Why Reranking Matters

Question

We already have hybrid search results. Why add a reranking step?

Explanation

The problem with search results

Hybrid search is fast but imprecise. It returns 20 candidates, and some aren't truly relevant. The search scored each chunk on its own - it embedded the chunk, embedded the query, and compared vectors. It never actually "read" the chunk and query together.

What reranking does

A reranker is a cross-encoder: it reads the query AND each document together as a single input, then scores relevance from 0 to 1.

Search (bi-encoder - encodes query and chunk separately): embed(query) vs embed(chunk) - fast, rough
Reranking (cross-encoder - reads both together): model(query + chunk) - slow, accurate

Think of it like hiring:

Search = reading 20 CVs in 5 seconds each (skim for keywords)
Reranking = interviewing the 20 candidates for 1 minute each (actually understanding them)

Why not just rerank everything?

It's slow.

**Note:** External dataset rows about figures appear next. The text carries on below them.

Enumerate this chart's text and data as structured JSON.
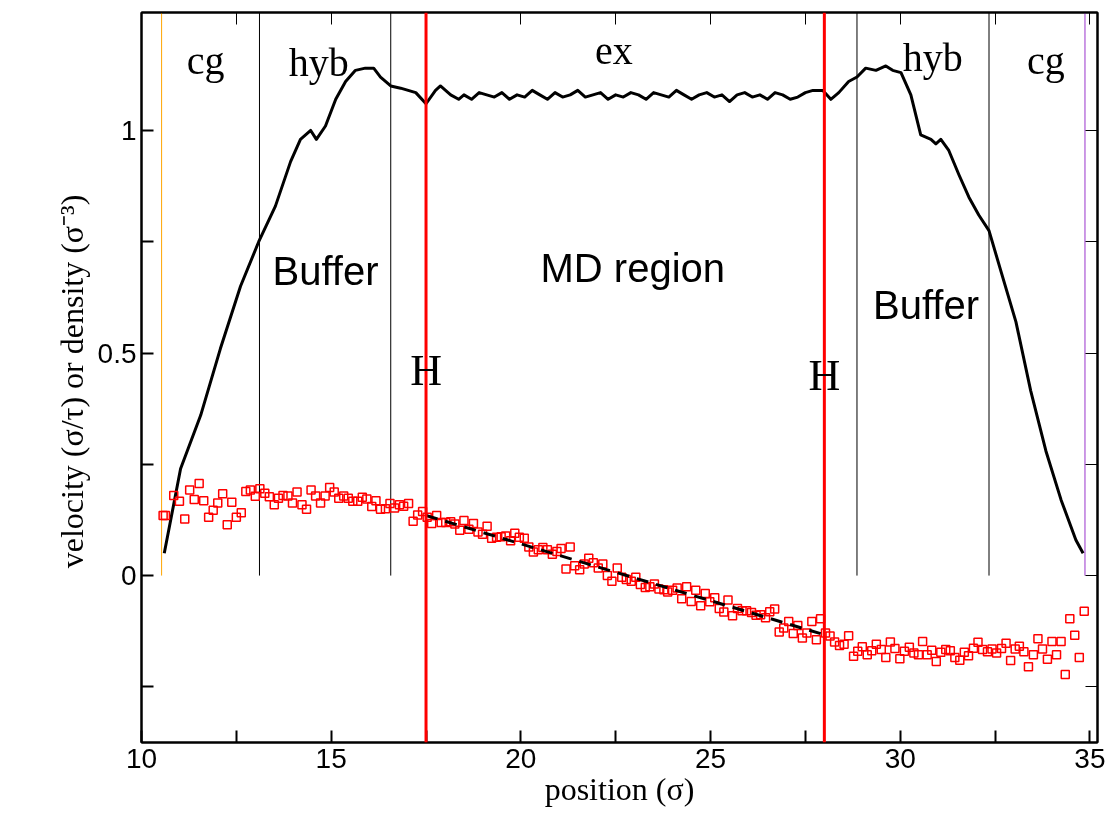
{
  "chart_data": {
    "type": "line",
    "xlabel": "position (σ)",
    "ylabel": "velocity (σ/τ)  or density (σ⁻³)",
    "xlim": [
      10,
      35.2
    ],
    "ylim": [
      -0.375,
      1.265
    ],
    "xticks": [
      10,
      {
        "value": 12.5,
        "label": null
      },
      15,
      {
        "value": 17.5,
        "label": null
      },
      20,
      {
        "value": 22.5,
        "label": null
      },
      25,
      {
        "value": 27.5,
        "label": null
      },
      30,
      {
        "value": 32.5,
        "label": null
      },
      35
    ],
    "yticks": [
      {
        "value": -0.25,
        "label": null
      },
      0,
      {
        "value": 0.25,
        "label": null
      },
      0.5,
      {
        "value": 0.75,
        "label": null
      },
      1
    ],
    "grid": false,
    "series": [
      {
        "color": "#ffa500",
        "x": [
          10.53,
          10.53
        ],
        "values": [
          0,
          1.265
        ]
      },
      {
        "color": "#000000",
        "x": [
          13.11,
          13.11
        ],
        "values": [
          0,
          1.265
        ]
      },
      {
        "color": "#000000",
        "x": [
          16.57,
          16.57
        ],
        "values": [
          0,
          1.265
        ]
      },
      {
        "color": "#000000",
        "x": [
          28.86,
          28.86
        ],
        "values": [
          0,
          1.265
        ]
      },
      {
        "color": "#000000",
        "x": [
          32.34,
          32.34
        ],
        "values": [
          0,
          1.265
        ]
      },
      {
        "color": "#9933cc",
        "x": [
          34.87,
          34.87
        ],
        "values": [
          0,
          1.265
        ]
      },
      {
        "color": "#000000",
        "marker": "none",
        "line_style": "solid",
        "x": [
          10.6,
          11.03,
          11.56,
          12.08,
          12.61,
          13.09,
          13.53,
          13.93,
          14.19,
          14.46,
          14.61,
          14.85,
          15.12,
          15.38,
          15.64,
          15.9,
          16.12,
          16.3,
          16.57,
          16.83,
          17.23,
          17.5,
          17.75,
          17.88,
          18.15,
          18.36,
          18.5,
          18.7,
          18.9,
          19.1,
          19.3,
          19.5,
          19.7,
          19.9,
          20.1,
          20.3,
          20.5,
          20.7,
          20.9,
          21.1,
          21.3,
          21.5,
          21.7,
          21.9,
          22.1,
          22.3,
          22.5,
          22.7,
          22.9,
          23.1,
          23.3,
          23.5,
          23.7,
          23.9,
          24.1,
          24.3,
          24.5,
          24.7,
          24.9,
          25.1,
          25.3,
          25.5,
          25.7,
          25.9,
          26.1,
          26.3,
          26.5,
          26.7,
          26.9,
          27.1,
          27.3,
          27.5,
          27.7,
          27.96,
          28.17,
          28.38,
          28.64,
          28.86,
          29.09,
          29.36,
          29.62,
          29.8,
          30.02,
          30.28,
          30.54,
          30.81,
          30.94,
          31.07,
          31.28,
          31.55,
          31.81,
          32.07,
          32.34,
          32.65,
          33.05,
          33.44,
          33.84,
          34.24,
          34.63,
          34.82
        ],
        "values": [
          0.05,
          0.24,
          0.36,
          0.51,
          0.65,
          0.75,
          0.83,
          0.93,
          0.98,
          1.0,
          0.98,
          1.01,
          1.07,
          1.11,
          1.135,
          1.14,
          1.14,
          1.12,
          1.1,
          1.095,
          1.085,
          1.06,
          1.09,
          1.1,
          1.08,
          1.07,
          1.08,
          1.07,
          1.085,
          1.08,
          1.075,
          1.085,
          1.07,
          1.08,
          1.075,
          1.09,
          1.08,
          1.07,
          1.085,
          1.075,
          1.08,
          1.09,
          1.075,
          1.08,
          1.085,
          1.07,
          1.08,
          1.075,
          1.085,
          1.08,
          1.07,
          1.085,
          1.08,
          1.075,
          1.09,
          1.08,
          1.07,
          1.08,
          1.085,
          1.075,
          1.08,
          1.065,
          1.08,
          1.085,
          1.075,
          1.08,
          1.07,
          1.085,
          1.08,
          1.07,
          1.075,
          1.085,
          1.09,
          1.09,
          1.07,
          1.085,
          1.11,
          1.12,
          1.14,
          1.135,
          1.145,
          1.135,
          1.13,
          1.08,
          0.99,
          0.98,
          0.97,
          0.98,
          0.955,
          0.9,
          0.85,
          0.81,
          0.775,
          0.685,
          0.57,
          0.415,
          0.28,
          0.17,
          0.08,
          0.05
        ]
      },
      {
        "type": "scatter",
        "color": "#ff0000",
        "marker": "square",
        "x": [
          10.57,
          10.63,
          10.85,
          11.0,
          11.14,
          11.27,
          11.39,
          11.52,
          11.64,
          11.77,
          11.89,
          12.01,
          12.14,
          12.26,
          12.38,
          12.5,
          12.63,
          12.75,
          12.87,
          13.0,
          13.12,
          13.25,
          13.37,
          13.5,
          13.61,
          13.73,
          13.86,
          13.98,
          14.1,
          14.23,
          14.35,
          14.47,
          14.59,
          14.72,
          14.84,
          14.96,
          15.08,
          15.2,
          15.33,
          15.45,
          15.57,
          15.7,
          15.82,
          15.94,
          16.07,
          16.18,
          16.3,
          16.43,
          16.55,
          16.67,
          16.8,
          16.91,
          17.04,
          17.16,
          17.28,
          17.41,
          17.53,
          17.65,
          17.78,
          17.9,
          18.02,
          18.15,
          18.26,
          18.39,
          18.5,
          18.63,
          18.75,
          18.87,
          18.99,
          19.11,
          19.23,
          19.36,
          19.48,
          19.6,
          19.73,
          19.84,
          19.96,
          20.09,
          20.21,
          20.33,
          20.46,
          20.58,
          20.7,
          20.83,
          20.95,
          21.06,
          21.19,
          21.3,
          21.42,
          21.55,
          21.67,
          21.79,
          21.91,
          22.04,
          22.16,
          22.28,
          22.4,
          22.54,
          22.66,
          22.78,
          22.91,
          23.03,
          23.15,
          23.28,
          23.4,
          23.52,
          23.64,
          23.77,
          23.87,
          24.0,
          24.12,
          24.24,
          24.37,
          24.49,
          24.61,
          24.74,
          24.86,
          24.98,
          25.11,
          25.23,
          25.35,
          25.46,
          25.58,
          25.71,
          25.83,
          25.95,
          26.08,
          26.2,
          26.32,
          26.45,
          26.56,
          26.69,
          26.81,
          26.93,
          27.06,
          27.18,
          27.3,
          27.42,
          27.54,
          27.67,
          27.79,
          27.9,
          28.03,
          28.15,
          28.27,
          28.4,
          28.52,
          28.64,
          28.77,
          28.88,
          29.0,
          29.13,
          29.25,
          29.37,
          29.5,
          29.62,
          29.74,
          29.86,
          29.99,
          30.11,
          30.24,
          30.36,
          30.48,
          30.59,
          30.71,
          30.83,
          30.95,
          31.07,
          31.2,
          31.32,
          31.44,
          31.57,
          31.69,
          31.8,
          31.93,
          32.05,
          32.17,
          32.3,
          32.42,
          32.54,
          32.67,
          32.79,
          32.91,
          33.03,
          33.14,
          33.26,
          33.38,
          33.51,
          33.63,
          33.75,
          33.88,
          34.0,
          34.12,
          34.24,
          34.35,
          34.47,
          34.6,
          34.72,
          34.85
        ],
        "values": [
          0.135,
          0.135,
          0.18,
          0.167,
          0.127,
          0.192,
          0.171,
          0.207,
          0.168,
          0.131,
          0.147,
          0.163,
          0.184,
          0.114,
          0.165,
          0.131,
          0.141,
          0.189,
          0.192,
          0.178,
          0.195,
          0.185,
          0.177,
          0.159,
          0.174,
          0.18,
          0.179,
          0.163,
          0.188,
          0.159,
          0.149,
          0.192,
          0.179,
          0.163,
          0.179,
          0.198,
          0.188,
          0.174,
          0.179,
          0.174,
          0.167,
          0.167,
          0.176,
          0.172,
          0.155,
          0.168,
          0.149,
          0.15,
          0.162,
          0.152,
          0.159,
          0.156,
          0.162,
          0.122,
          0.136,
          0.144,
          0.131,
          0.117,
          0.135,
          0.119,
          0.119,
          0.121,
          0.116,
          0.102,
          0.124,
          0.104,
          0.117,
          0.098,
          0.093,
          0.111,
          0.084,
          0.086,
          0.087,
          0.089,
          0.078,
          0.095,
          0.086,
          0.084,
          0.064,
          0.053,
          0.058,
          0.063,
          0.058,
          0.048,
          0.054,
          0.061,
          0.015,
          0.064,
          0.022,
          0.013,
          0.026,
          0.039,
          0.029,
          0.017,
          0.026,
          0.0,
          -0.013,
          0.017,
          -0.004,
          -0.009,
          -0.013,
          -0.004,
          -0.02,
          -0.027,
          -0.025,
          -0.019,
          -0.03,
          -0.032,
          -0.037,
          -0.033,
          -0.028,
          -0.052,
          -0.025,
          -0.058,
          -0.033,
          -0.068,
          -0.04,
          -0.059,
          -0.05,
          -0.074,
          -0.082,
          -0.055,
          -0.09,
          -0.074,
          -0.079,
          -0.079,
          -0.083,
          -0.089,
          -0.088,
          -0.095,
          -0.081,
          -0.075,
          -0.127,
          -0.118,
          -0.103,
          -0.13,
          -0.112,
          -0.14,
          -0.129,
          -0.103,
          -0.144,
          -0.097,
          -0.129,
          -0.136,
          -0.149,
          -0.157,
          -0.154,
          -0.135,
          -0.181,
          -0.17,
          -0.16,
          -0.178,
          -0.169,
          -0.154,
          -0.166,
          -0.184,
          -0.149,
          -0.164,
          -0.187,
          -0.17,
          -0.161,
          -0.174,
          -0.178,
          -0.148,
          -0.178,
          -0.168,
          -0.193,
          -0.172,
          -0.166,
          -0.169,
          -0.184,
          -0.19,
          -0.172,
          -0.18,
          -0.163,
          -0.15,
          -0.166,
          -0.171,
          -0.165,
          -0.174,
          -0.164,
          -0.152,
          -0.191,
          -0.165,
          -0.159,
          -0.171,
          -0.205,
          -0.178,
          -0.142,
          -0.165,
          -0.188,
          -0.148,
          -0.178,
          -0.148,
          -0.222,
          -0.097,
          -0.134,
          -0.184,
          -0.08
        ]
      },
      {
        "color": "#000000",
        "line_style": "dashed",
        "x": [
          17.5,
          28
        ],
        "values": [
          0.135,
          -0.133
        ]
      }
    ],
    "ref_lines": [
      {
        "axis": "x",
        "value": 17.5,
        "color": "#ff0000",
        "label": "H"
      },
      {
        "axis": "x",
        "value": 28,
        "color": "#ff0000",
        "label": "H"
      }
    ],
    "annotations": [
      "cg",
      "hyb",
      "ex",
      "hyb",
      "cg",
      "Buffer",
      "MD region",
      "Buffer"
    ]
  }
}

Reranking 800 chunks would take too long. So the pipeline is:

804 chunks - hybrid search - 20 candidates - rerank - 5 best - LLM

Each step keeps fewer chunks but picks better ones.

Market leaders

Cohere rerank-english-v3.0 - top tier (what we use)
Jina jina-reranker-v2 - very good, free tier
Voyage rerank-2 - very good (owned by Anthropic)
BGE-reranker-v2 (local) - good, runs on your machine

Example

compressor = CohereRerank(model="rerank-english-v3.0", top_n=5)
reranked = compressor.compress_documents(documents, query)
# Each doc now has a relevance_score in its metadata

Our baseline test returned scores of 0.997, 0.994, 0.984, 0.978, 0.963 - very high confidence.